Mons

Cette structure permettrait d'accueillir les personnes victimes de discriminations.

Lors du prochain conseil communal, Guillaume Soupart de Mons en Mieux déposera une motion en vue de créer un refuge pour les personnes LGBT+ dans la Cité du Doudou.

C'est à partir d'un constat amer que l'élu lance la proposition. "Selon les chiffres du ministère de l'Intérieur français, les actes LGBTphobes sont en augmentation chez nos voisins. La même tendance est observée en Belgique par Unia, le centre interfédéral pour l'égalité des chances", pointe Guillaume Soupart. "En 2018, il a traité 125 cas de personnes qui se sentaient victimes de discriminations parce qu'elles étaient homosexuelles. C'est une augmentation de 38% par rapport à la moyenne des 5 dernières années."

Dans ce contexte, une structure pour accueillir les personnes victimes d'homophobie prend tout son sens. "Selon un rapport des Nations unies, les personnes LGBT+ représentent entre 20 et 50% des jeunes sans-abris dans le monde", poursuit le conseiller de Mons en Mieux. "C’est également le cas en Belgique et en particulier à Bruxelles où entre 2011 et 2012 l’Association Cultures et Progrès a mené une étude de terrain qui confirme cette réalité et l’absence de réponse spécifique apportée aux jeunes victimes d’homophobie intrafamiliale parfois contraints à la rue."

Des exemples existent déjà. Guillaume Soupart mentionne ainsi celui du Refuge en France, marrainé par Muriel Robin, qui héberge des jeunes de 18 à 25 ans victimes d’homophobie ou de transphobie et en situation de rupture familiale. En octobre 2018, un refuge de ce type a vu le jour à Bruxelles. Il propose un accompagnement articulé autour de 5 pôles: la santé, le social et le juridique, le socioculturel, l'éducation, l'emploi et la formation ainsi que le logement. Un projet semblable vient d'être lancé à Liège.

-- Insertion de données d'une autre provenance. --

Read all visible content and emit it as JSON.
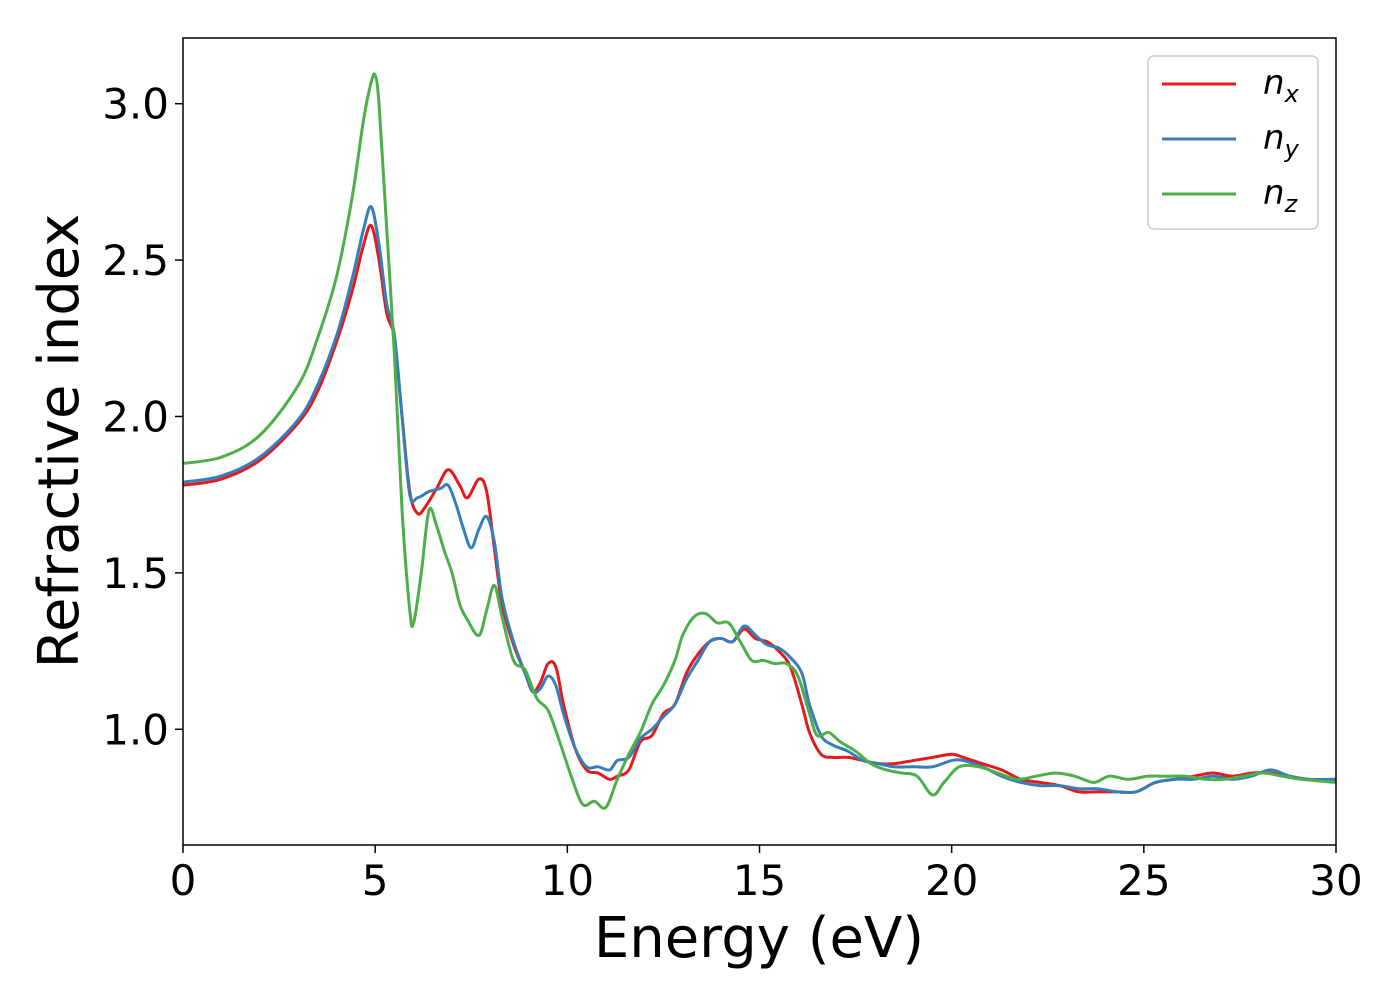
{
  "chart_data": {
    "type": "line",
    "title": "",
    "xlabel": "Energy (eV)",
    "ylabel": "Refractive index",
    "xlim": [
      0,
      30
    ],
    "ylim": [
      0.63,
      3.21
    ],
    "xticks": [
      0,
      5,
      10,
      15,
      20,
      25,
      30
    ],
    "yticks": [
      1.0,
      1.5,
      2.0,
      2.5,
      3.0
    ],
    "xtick_labels": [
      "0",
      "5",
      "10",
      "15",
      "20",
      "25",
      "30"
    ],
    "ytick_labels": [
      "1.0",
      "1.5",
      "2.0",
      "2.5",
      "3.0"
    ],
    "grid": false,
    "legend_position": "top-right",
    "series": [
      {
        "name": "n",
        "subscript": "x",
        "color": "#e41a1c",
        "x": [
          0,
          1,
          2,
          3,
          3.5,
          4,
          4.4,
          4.7,
          4.9,
          5.1,
          5.3,
          5.5,
          5.7,
          5.9,
          6.1,
          6.3,
          6.6,
          6.9,
          7.2,
          7.4,
          7.7,
          7.9,
          8.1,
          8.3,
          8.6,
          8.9,
          9.1,
          9.3,
          9.5,
          9.7,
          9.9,
          10.2,
          10.5,
          10.8,
          11.1,
          11.3,
          11.6,
          11.9,
          12.2,
          12.5,
          12.8,
          13.1,
          13.4,
          13.7,
          14.0,
          14.3,
          14.6,
          14.9,
          15.2,
          15.5,
          15.8,
          16.1,
          16.3,
          16.6,
          16.9,
          17.3,
          17.7,
          18.1,
          18.5,
          19.0,
          19.5,
          20.0,
          20.3,
          20.8,
          21.3,
          21.8,
          22.3,
          22.8,
          23.3,
          23.8,
          24.3,
          24.8,
          25.3,
          25.8,
          26.3,
          26.8,
          27.3,
          27.8,
          28.3,
          28.8,
          29.3,
          30
        ],
        "values": [
          1.78,
          1.8,
          1.86,
          1.98,
          2.08,
          2.24,
          2.4,
          2.55,
          2.61,
          2.5,
          2.33,
          2.25,
          2.0,
          1.76,
          1.69,
          1.71,
          1.77,
          1.83,
          1.78,
          1.74,
          1.8,
          1.76,
          1.58,
          1.4,
          1.27,
          1.18,
          1.12,
          1.15,
          1.21,
          1.2,
          1.08,
          0.94,
          0.87,
          0.86,
          0.84,
          0.85,
          0.87,
          0.96,
          0.98,
          1.05,
          1.08,
          1.18,
          1.24,
          1.28,
          1.29,
          1.28,
          1.32,
          1.29,
          1.28,
          1.25,
          1.2,
          1.08,
          0.99,
          0.92,
          0.91,
          0.91,
          0.9,
          0.89,
          0.89,
          0.9,
          0.91,
          0.92,
          0.91,
          0.89,
          0.87,
          0.84,
          0.83,
          0.82,
          0.8,
          0.8,
          0.8,
          0.8,
          0.83,
          0.84,
          0.85,
          0.86,
          0.85,
          0.86,
          0.86,
          0.85,
          0.84,
          0.84
        ]
      },
      {
        "name": "n",
        "subscript": "y",
        "color": "#377eb8",
        "x": [
          0,
          1,
          2,
          3,
          3.5,
          4,
          4.4,
          4.7,
          4.9,
          5.1,
          5.3,
          5.5,
          5.7,
          5.9,
          6.1,
          6.4,
          6.7,
          6.9,
          7.1,
          7.3,
          7.5,
          7.7,
          7.9,
          8.1,
          8.3,
          8.6,
          8.9,
          9.1,
          9.3,
          9.5,
          9.7,
          9.9,
          10.2,
          10.5,
          10.8,
          11.1,
          11.3,
          11.6,
          11.9,
          12.2,
          12.5,
          12.8,
          13.1,
          13.4,
          13.7,
          14.0,
          14.3,
          14.6,
          14.9,
          15.2,
          15.5,
          15.8,
          16.1,
          16.3,
          16.6,
          16.9,
          17.3,
          17.7,
          18.1,
          18.5,
          19.0,
          19.5,
          20.0,
          20.3,
          20.8,
          21.3,
          21.8,
          22.3,
          22.8,
          23.3,
          23.8,
          24.3,
          24.8,
          25.3,
          25.8,
          26.3,
          26.8,
          27.3,
          27.8,
          28.3,
          28.8,
          29.3,
          30
        ],
        "values": [
          1.79,
          1.81,
          1.87,
          1.99,
          2.1,
          2.26,
          2.44,
          2.6,
          2.67,
          2.55,
          2.36,
          2.26,
          2.0,
          1.75,
          1.74,
          1.76,
          1.77,
          1.78,
          1.72,
          1.64,
          1.58,
          1.64,
          1.68,
          1.6,
          1.42,
          1.28,
          1.18,
          1.12,
          1.13,
          1.17,
          1.14,
          1.05,
          0.94,
          0.88,
          0.88,
          0.87,
          0.9,
          0.91,
          0.97,
          1.0,
          1.04,
          1.08,
          1.16,
          1.22,
          1.28,
          1.29,
          1.28,
          1.33,
          1.3,
          1.27,
          1.26,
          1.23,
          1.18,
          1.08,
          0.98,
          0.95,
          0.93,
          0.9,
          0.89,
          0.88,
          0.88,
          0.88,
          0.9,
          0.9,
          0.88,
          0.85,
          0.83,
          0.82,
          0.82,
          0.81,
          0.81,
          0.8,
          0.8,
          0.83,
          0.84,
          0.84,
          0.85,
          0.84,
          0.85,
          0.87,
          0.85,
          0.84,
          0.84
        ]
      },
      {
        "name": "n",
        "subscript": "z",
        "color": "#4daf4a",
        "x": [
          0,
          1,
          2,
          3,
          3.5,
          4,
          4.4,
          4.7,
          4.9,
          5.0,
          5.1,
          5.3,
          5.5,
          5.7,
          5.9,
          6.0,
          6.2,
          6.4,
          6.6,
          6.8,
          7.0,
          7.2,
          7.4,
          7.7,
          7.9,
          8.1,
          8.3,
          8.6,
          8.9,
          9.2,
          9.5,
          9.8,
          10.1,
          10.4,
          10.7,
          11.0,
          11.3,
          11.6,
          11.9,
          12.2,
          12.5,
          12.8,
          13.0,
          13.3,
          13.6,
          13.9,
          14.2,
          14.5,
          14.8,
          15.1,
          15.4,
          15.7,
          16.0,
          16.3,
          16.5,
          16.8,
          17.1,
          17.5,
          17.9,
          18.3,
          18.7,
          19.1,
          19.5,
          19.8,
          20.2,
          20.7,
          21.2,
          21.7,
          22.2,
          22.7,
          23.2,
          23.7,
          24.1,
          24.6,
          25.1,
          25.6,
          26.1,
          26.6,
          27.1,
          27.6,
          28.1,
          28.6,
          29.1,
          30
        ],
        "values": [
          1.85,
          1.87,
          1.94,
          2.1,
          2.25,
          2.45,
          2.7,
          2.95,
          3.07,
          3.09,
          3.0,
          2.6,
          2.2,
          1.7,
          1.38,
          1.34,
          1.5,
          1.7,
          1.65,
          1.57,
          1.5,
          1.4,
          1.35,
          1.3,
          1.38,
          1.46,
          1.36,
          1.22,
          1.19,
          1.1,
          1.06,
          0.96,
          0.85,
          0.76,
          0.77,
          0.75,
          0.84,
          0.92,
          0.99,
          1.08,
          1.14,
          1.22,
          1.3,
          1.36,
          1.37,
          1.34,
          1.34,
          1.28,
          1.22,
          1.22,
          1.21,
          1.21,
          1.17,
          1.05,
          0.98,
          0.99,
          0.96,
          0.93,
          0.89,
          0.87,
          0.86,
          0.85,
          0.79,
          0.83,
          0.88,
          0.88,
          0.86,
          0.84,
          0.85,
          0.86,
          0.85,
          0.83,
          0.85,
          0.84,
          0.85,
          0.85,
          0.85,
          0.84,
          0.84,
          0.85,
          0.86,
          0.85,
          0.84,
          0.83
        ]
      }
    ]
  }
}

Rappelant que le nouveau gouvernement wallon affirme dans sa déclaration de politique générale vouloir permettre à chacun de vivre son identité sexuelle et son identité de genre de manière épanouie, Guillaume Soupart demande donc au collège communal de lancer une réflexion avec le secteur associatif ainsi que les acteurs publics et privés pour implanter un refuge pour les personnes LGBT+ sur le territoire montois.

"À Mons, nous avons la chance d’avoir la Maison Arc-en-Ciel de Mons, MAC de Mons, qui est une ASBL membre de la fédération Arc-en-Ciel Wallonie et bénéficiant du soutien financier de la Région wallonne. Elle regroupe 5 associations, à savoir Activ’elles, Tels Quels Wallonie, Alter-Visio, les CHEFF et CHEM. Malheureusement, aucun refuge pour les jeunes LGBT+ n’est présent sur notre territoire", conclut le conseiller de Mons en Mieux.